- Born: Alexander Schaefer 1969 (age 56–57) Los Angeles, California
- Education: ArtCenter College of Design (1989 - 1992);
- Known for: Painting; Drawing; Sketching; Spyro;
- Notable work: Banks on Fire;
- Movement: Political

= Alex Schaefer =

American artist, painter, and activist

Alex Schaefer (born 1969) is an American artist, painter, activist, and educator. He is a notable figure in the Los Angeles contemporary art scene, and has received widespread coverage regarding his series of paintings depicting real-world branches of various banks on fire.

== Early life ==
Alexander Schaefer was born in Los Angeles, California, in 1969, and is a graduate of the ArtCenter College of Design in Pasadena.
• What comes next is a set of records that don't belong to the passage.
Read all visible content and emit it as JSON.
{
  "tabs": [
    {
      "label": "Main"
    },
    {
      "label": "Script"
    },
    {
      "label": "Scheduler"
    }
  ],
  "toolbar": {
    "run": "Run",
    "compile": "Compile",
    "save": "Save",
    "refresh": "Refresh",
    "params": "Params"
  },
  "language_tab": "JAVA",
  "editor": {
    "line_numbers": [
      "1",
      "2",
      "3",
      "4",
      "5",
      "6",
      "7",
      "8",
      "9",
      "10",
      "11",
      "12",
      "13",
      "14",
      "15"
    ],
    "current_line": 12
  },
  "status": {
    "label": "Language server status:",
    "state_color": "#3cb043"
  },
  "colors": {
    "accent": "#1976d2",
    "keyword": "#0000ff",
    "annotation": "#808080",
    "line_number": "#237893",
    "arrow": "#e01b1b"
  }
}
He has previously worked as a digital artist at Disney Interactive and Insomniac Games, and has taught at California State University, Los Angeles, as well as his alma mater, the ArtCenter College of Design.

== Artistic career ==
Schaefer's work has been shown at galleries around California, including the Charlie James Gallery, the Pasadena Museum of California Art, and the Bergamot Station Arts Center.

Alex Schaefer is also one of the co-creators of the popular video game series Spyro the Dragon.

The artist has received attention for his series of oil paintings portraying various banks in the Los Angeles area on fire, done en plein air in front of the buildings themselves. Much of the work in the series focuses on branches of Chase Bank, though other banks such as Bank of America and Wells Fargo have been depicted as well. The subject matter, as well as his presence near the buildings that he paints, has resulted in Schaefer being questioned by law enforcement at several instances. The series began evolving in 2009, with the most publicized being painted in front of a Chase Bank in the Van Nuys neighborhood of Los Angeles in 2011.

In July 2012, Schaefer was arrested after creating chalk drawings on the sidewalk outside of a Chase Bank in Los Angeles. He spent twelve hours in jail on a misdemeanor vandalism charge.

Schaefer has sold some paintings in his Banks on Fire series, with one painting in 2011 fetching upwards of $25,000. The series has also attracted attention from those active in the Bitcoin community, members of which Schaefer says are drawn to the imagery of traditional financial institutions on fire, and who have been the source of some of his sales of the series.

Schaefer has also created a series of NFT art pieces. Some of the pieces were displayed in an NFT showcase at Superchief Gallery, a New York City art gallery.

On Thursday, September 14, 2023, Alex Schaefer ranked first on a list titled "The 9 Top Bitcoin Artists."